What are the best practices for horizontal scaling in Azure?
- ADLS Gen2 : used to store large volume, data lakes are based on horizontal scaling
- Synapse Analytics can handle large data amounts either provisioned or serverless workloads.
- Autoscaling (Virtual Machine Scale Sets) to automatically increase the amount of VM instances. i.e. autoscale nodes in Azure Kubernetes Service (AKS) cluster.
- Serverless computing: Azure Functions or Azure Logic Apps which autoscale based on demand and automate workflow with other Azure services.
- Data partitioning / Sharding: Cosmos DB provides automatic and instant scalability, global distribution and low-latency capable.
Examples of enhancing security on Azure Data Analytics platform via partitioning?
Dynamic Data Masking: Masks sensitive data in query results by replacing actual data with obfuscated values (e.g., asterisks) based on defined rules. Azure SQL Database mask sensitive data in query results.
- Encryption of data at rest: Azure Disk Encryption (VMs and managed disks). Encrypts stored data on disks to prevent unauthorized access to data files.
- Row-level Security: Implemented in Synapse Analytics based on characteristics of the user executing the query. Controls access to rows in a database based on characteristics of the user executing the query.
- Transparent data encryption: (TDE) automatically encrypts the database, backups, and transaction log files. Protects data at rest unless accessed by auth. user.
What are five benefits of partitioning data?
- Increased availability (reduce impact of failure)
- Improved performance (focused on data)
- Reduced costs (i.e. archiving schedule)
- Manageability (smaller chunks)
- Scalability
What type of storage does an Azure Storage Account support?
An Azure storage account contains all of your Azure Storage data objects: blobs, files, queues, and tables.
The storage account provides a unique namespace for your Azure Storage data that’s accessible from anywhere in the world over HTTP or HTTPS. Data in your storage account is durable and highly available, secure, and scalable.
How does Azure Storage store and manage blobs?
Azure Storage uses <account name + container name + blob name>
It continues to store blobs in the same partition until is reaches the internal limit, then is repartitions and rebalances data amongst partitions automatically. Adding a 3-digit hash to filenames to improve rebalancing.
What does ADLS G2 Hierarchical Namespace option do?
Provides folder indexing and security (ability to create Access Control Lists at the folder / file level).
What is a horizontal partition?
Divided data table with subsets of rows stored in different data stores (same schema as the parent table) is stored in different database instances (i.e. index block 1000-1999, 2000-2999).
What is a vertical partition?
Retain the primary key, split the data by most utilized columns to make reading the row faster.

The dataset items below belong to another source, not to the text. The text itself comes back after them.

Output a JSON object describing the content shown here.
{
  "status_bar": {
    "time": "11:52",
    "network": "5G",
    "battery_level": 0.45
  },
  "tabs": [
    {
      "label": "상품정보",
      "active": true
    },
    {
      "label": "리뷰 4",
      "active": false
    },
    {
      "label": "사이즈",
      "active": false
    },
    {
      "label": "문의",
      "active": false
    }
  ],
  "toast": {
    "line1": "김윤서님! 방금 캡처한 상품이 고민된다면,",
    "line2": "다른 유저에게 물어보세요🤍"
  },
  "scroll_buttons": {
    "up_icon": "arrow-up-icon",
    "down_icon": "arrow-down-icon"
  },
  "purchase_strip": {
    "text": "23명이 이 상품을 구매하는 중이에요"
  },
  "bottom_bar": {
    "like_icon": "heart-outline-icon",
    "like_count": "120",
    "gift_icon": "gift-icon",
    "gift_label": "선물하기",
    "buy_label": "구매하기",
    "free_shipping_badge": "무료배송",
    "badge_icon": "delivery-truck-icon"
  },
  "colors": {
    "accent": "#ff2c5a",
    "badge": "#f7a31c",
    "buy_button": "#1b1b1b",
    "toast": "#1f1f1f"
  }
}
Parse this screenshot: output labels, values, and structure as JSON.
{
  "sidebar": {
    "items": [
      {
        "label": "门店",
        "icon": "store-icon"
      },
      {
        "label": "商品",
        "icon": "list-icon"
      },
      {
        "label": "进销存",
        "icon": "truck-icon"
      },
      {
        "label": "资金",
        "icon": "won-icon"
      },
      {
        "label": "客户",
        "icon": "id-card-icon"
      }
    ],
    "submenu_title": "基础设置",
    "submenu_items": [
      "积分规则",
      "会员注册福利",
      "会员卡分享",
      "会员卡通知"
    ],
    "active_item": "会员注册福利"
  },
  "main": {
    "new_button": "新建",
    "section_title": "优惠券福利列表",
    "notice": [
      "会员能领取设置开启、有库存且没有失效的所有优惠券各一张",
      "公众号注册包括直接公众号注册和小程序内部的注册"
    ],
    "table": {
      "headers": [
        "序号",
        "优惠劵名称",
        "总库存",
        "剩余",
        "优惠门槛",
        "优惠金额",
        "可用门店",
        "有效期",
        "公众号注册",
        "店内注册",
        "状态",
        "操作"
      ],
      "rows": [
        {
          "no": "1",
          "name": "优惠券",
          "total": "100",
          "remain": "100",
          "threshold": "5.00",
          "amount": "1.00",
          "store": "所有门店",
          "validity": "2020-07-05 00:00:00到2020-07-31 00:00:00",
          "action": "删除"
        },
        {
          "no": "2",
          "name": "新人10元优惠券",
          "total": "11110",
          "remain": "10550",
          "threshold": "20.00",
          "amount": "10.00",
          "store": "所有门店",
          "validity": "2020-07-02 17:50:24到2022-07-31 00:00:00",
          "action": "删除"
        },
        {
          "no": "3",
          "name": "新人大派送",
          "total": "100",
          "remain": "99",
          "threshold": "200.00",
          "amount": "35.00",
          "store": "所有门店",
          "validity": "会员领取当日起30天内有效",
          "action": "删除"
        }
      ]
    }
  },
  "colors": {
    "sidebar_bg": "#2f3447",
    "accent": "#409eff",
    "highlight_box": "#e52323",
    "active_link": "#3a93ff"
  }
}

What is a functional partition?
Separating data based on business sense, such as sensitivity (CustomerID, CustomerName, etc.).
What is Azure Event Hub?
Scalable service that processes events in real time, streaming data is partitioned based on user discretion.
What is Azure Stream Analytics?
Real-time analytics service designed to help analyze and visualize streaming data in real time. Takes partitioned data for processing to monitor, trigger alerts, or provide real-time reporting.
Receives data from Azure Event Hub.
What is Azure Databricks?
“Spark on Azure” streamlines big-data analytics and machine learning.
Collaborative notebooks for data science and data engineering.
Auto-scaling Spark clusters.
Integration with Azure Data Lake (Gen2), Cosmos DB (NoSQL), Synapse, and other Azure services.